The net result is that patients are getting more and more stressed by having no plan, but instead, conflicting views, and this adds to their panic and confusion. If you have cancer, only talk to cancer specialists!
iv) E-mails are blunt - The fact is that e-mails are very blunt and can confuse. A lady with pancreatic cancer had several bleeds in her stomach (almost certainly caused by her drugs). She kept being admitted to Hospital. Part of my brief was to help fight her cancer but I had to avoid blood thinners so she got no more bleeds. Unfortunately, many effective anti-cancer supplements are blood thinners! I worked around them.
I then received a panic e-mail saying "I'm back in hospital; I have another bleed. What should I do?". I told her to come off all the supplements and have a face to face chat. When she came out of Hospital and we talked on Zoom, she was quite aggressive. "Why did you take me off all the supplements? My oncologist has told me the bleed this time was coming from a new tumour which is near my liver and is oozing blood". So, different place, different reason to the previous bleeds. How could I possibly have known from her e-mail?

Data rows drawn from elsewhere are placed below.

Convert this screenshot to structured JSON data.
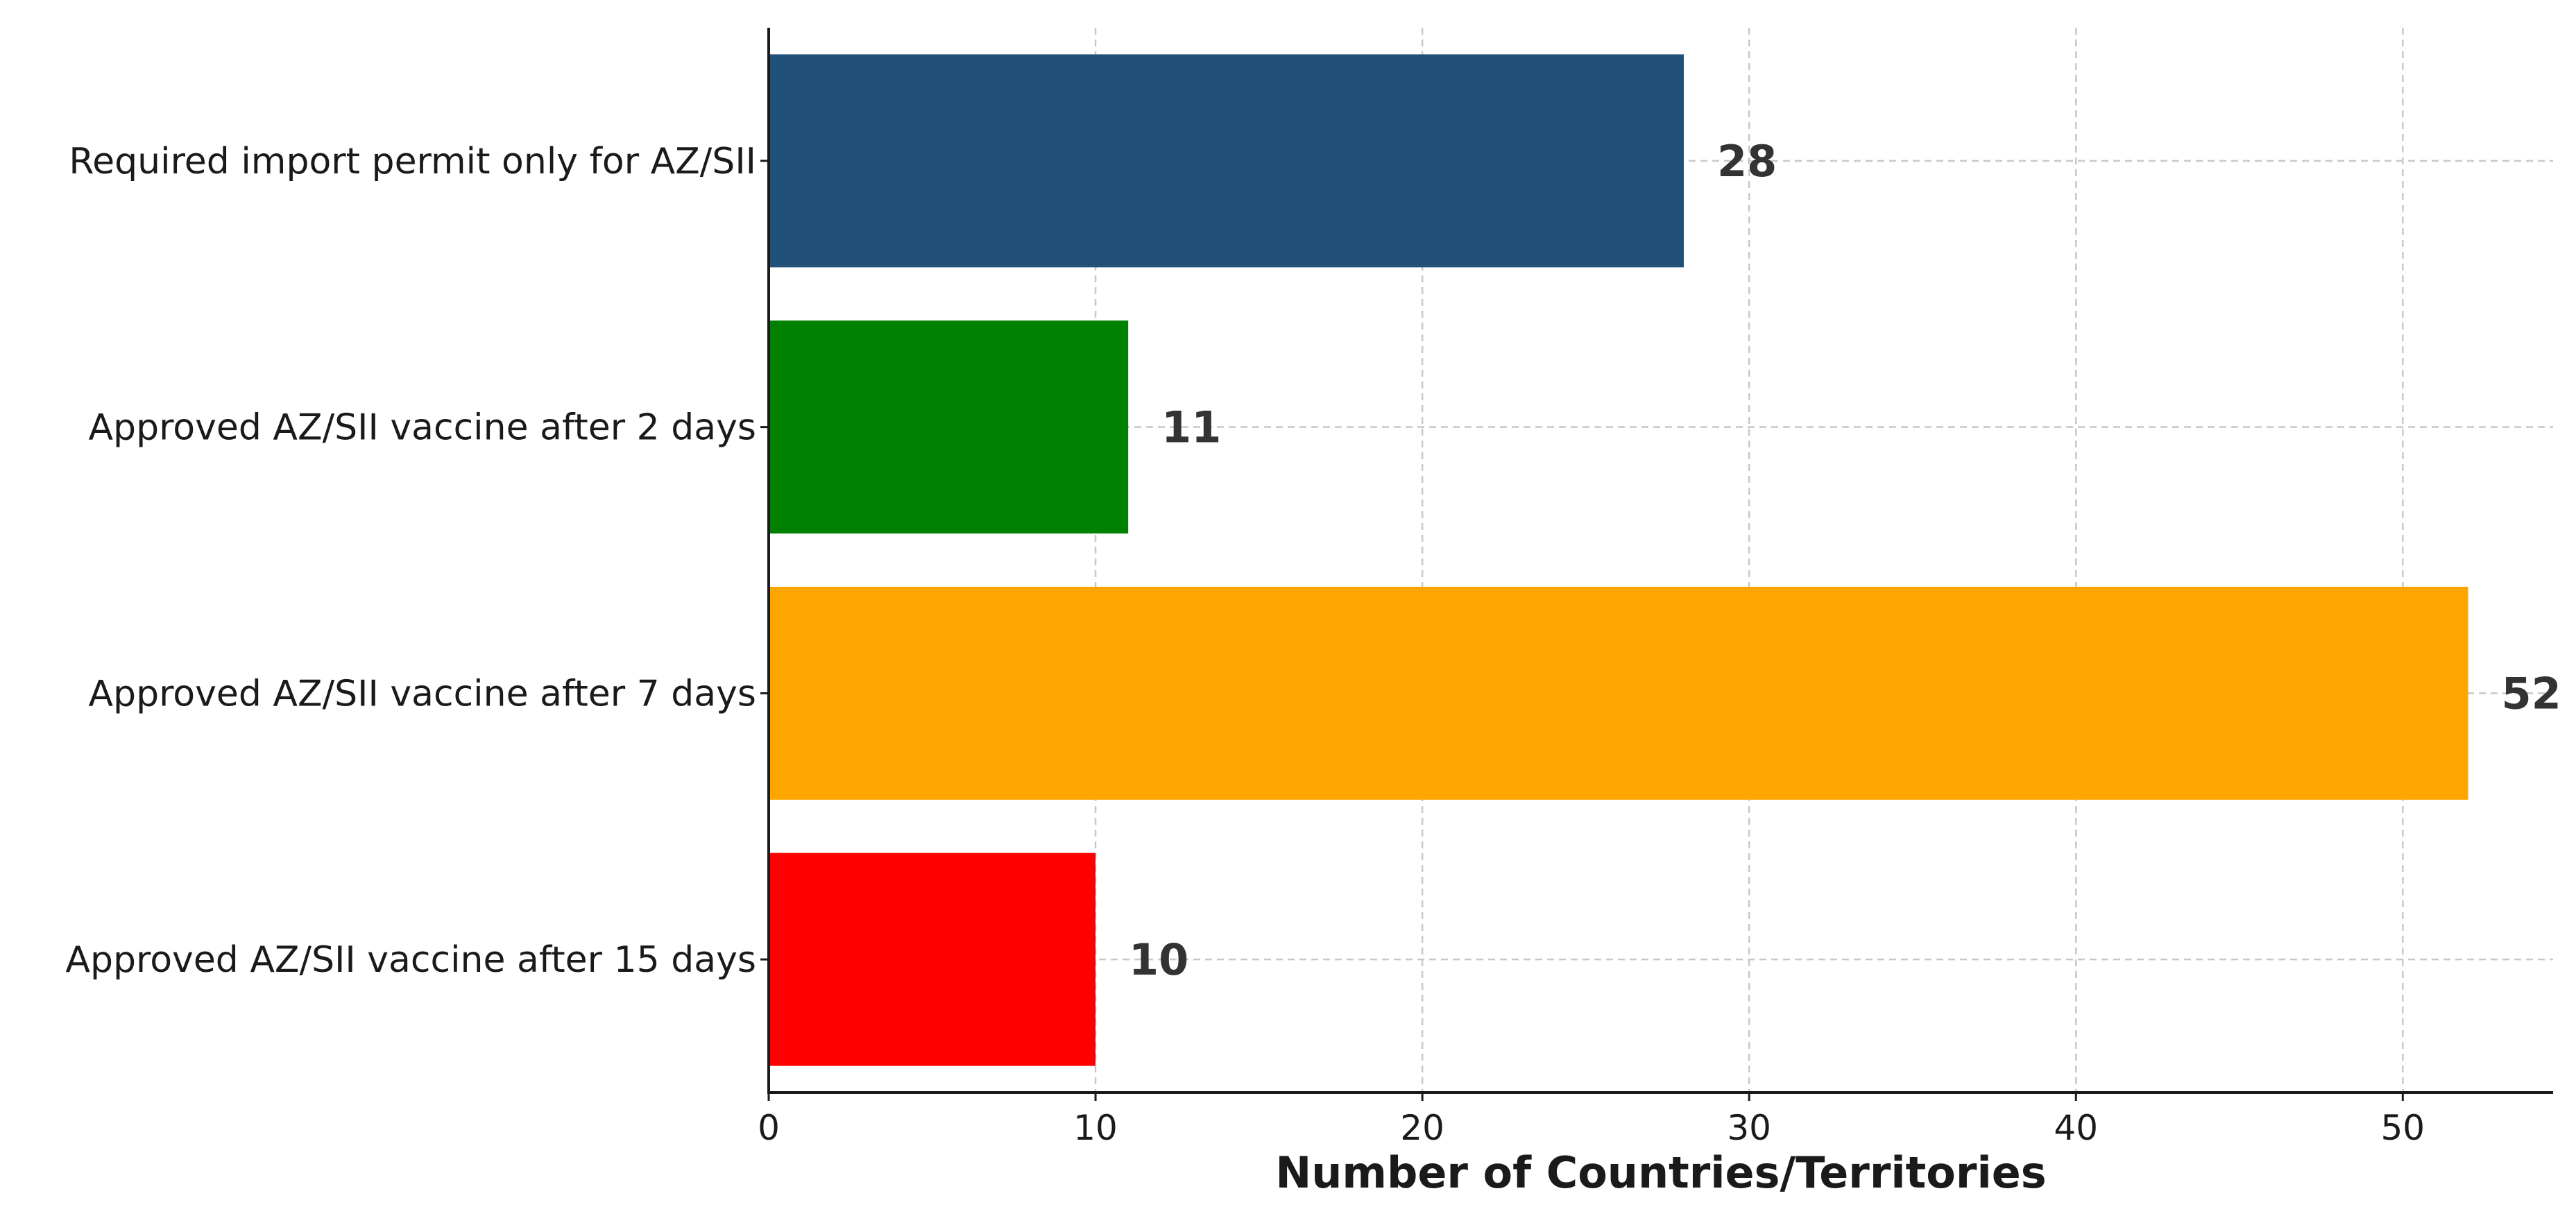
{
  "chart_data": {
    "type": "bar",
    "orientation": "horizontal",
    "categories": [
      "Required import permit only for AZ/SII",
      "Approved AZ/SII vaccine after 2 days",
      "Approved AZ/SII vaccine after 7 days",
      "Approved AZ/SII vaccine after 15 days"
    ],
    "values": [
      28,
      11,
      52,
      10
    ],
    "colors": [
      "#215178",
      "#008000",
      "#ffa500",
      "#ff0000"
    ],
    "data_labels": [
      "28",
      "11",
      "52",
      "10"
    ],
    "xlabel": "Number of Countries/Territories",
    "ylabel": "",
    "title": "",
    "xlim": [
      0,
      54.6
    ],
    "xticks": [
      0,
      10,
      20,
      30,
      40,
      50
    ],
    "grid": true,
    "legend": "none"
  }
}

And this is the fourth issue. Patients do not/cannot understand the complex disease called cancer - and this is made worse by the panic and confusion. Most e-mails I receive asking 'a quick question' give me no background, not a clue as to why the question has arisen and why it matters. And so I repeatedly say, please have a face to face, and people interpret this as I'm too busy to answer a quick question. And then they can get rude.
No, I just want to get the answer right!!! And I certainly don’t want to cause a health risk, because I don’t know an important background fact.

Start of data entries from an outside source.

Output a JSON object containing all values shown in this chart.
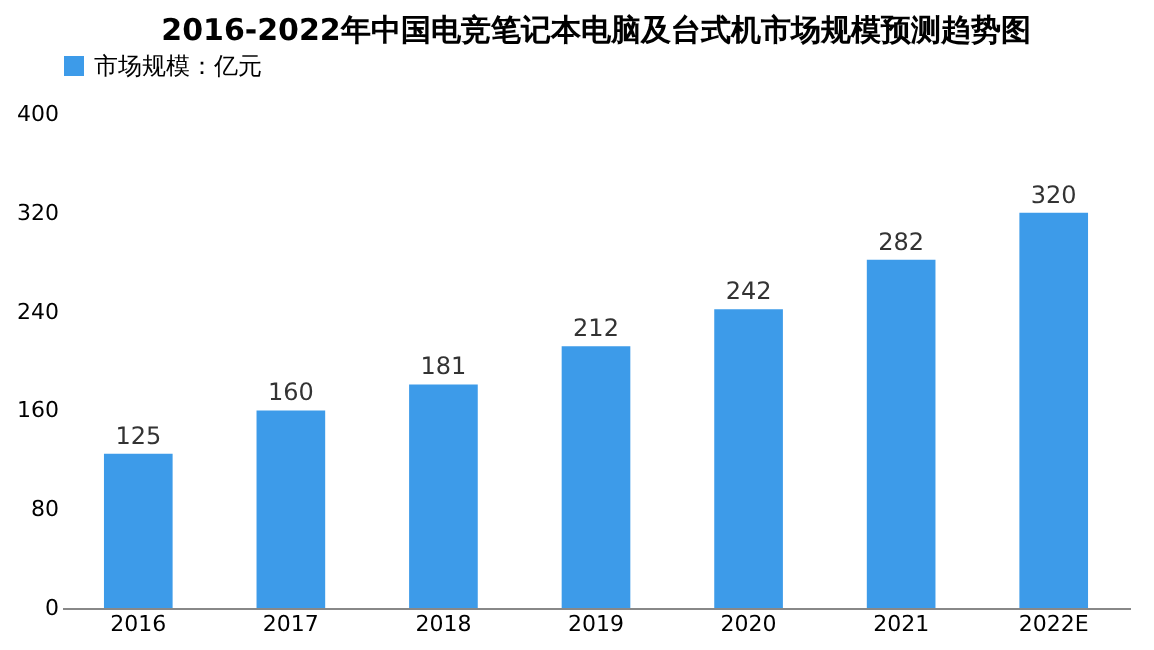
{
  "chart_data": {
    "type": "bar",
    "title": "2016-2022年中国电竞笔记本电脑及台式机市场规模预测趋势图",
    "categories": [
      "2016",
      "2017",
      "2018",
      "2019",
      "2020",
      "2021",
      "2022E"
    ],
    "series": [
      {
        "name": "市场规模：亿元",
        "color": "#3d9be9",
        "values": [
          125,
          160,
          181,
          212,
          242,
          282,
          320
        ]
      }
    ],
    "ylim": [
      0,
      400
    ],
    "yticks": [
      0,
      80,
      160,
      240,
      320,
      400
    ],
    "grid": false,
    "legend": "top",
    "data_labels": true
  }
}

Do you want a quick answer, or the right answer?
I also often have to go back through their notes to be clear on their cancer and to understand the context of their question.
Quick Question: “It’s been four months now since our PP. Which supplements can I drop? Can I have some dairy?”
Quick question: “I suddenly have diarrhoea. Is it one of the supplements?”
The answer is very different if you just had surgery for colorectal cancer; or drugs for Er+ve breast cancer. You may have had parasites in India, or Hashimoto’s, or a DVT. I need to look it up.
In truth, there’s almost no such thing as a quick question - certainly not on an e-mail; it takes time to answer a ‘quick question’ properly. I want to get the answer right.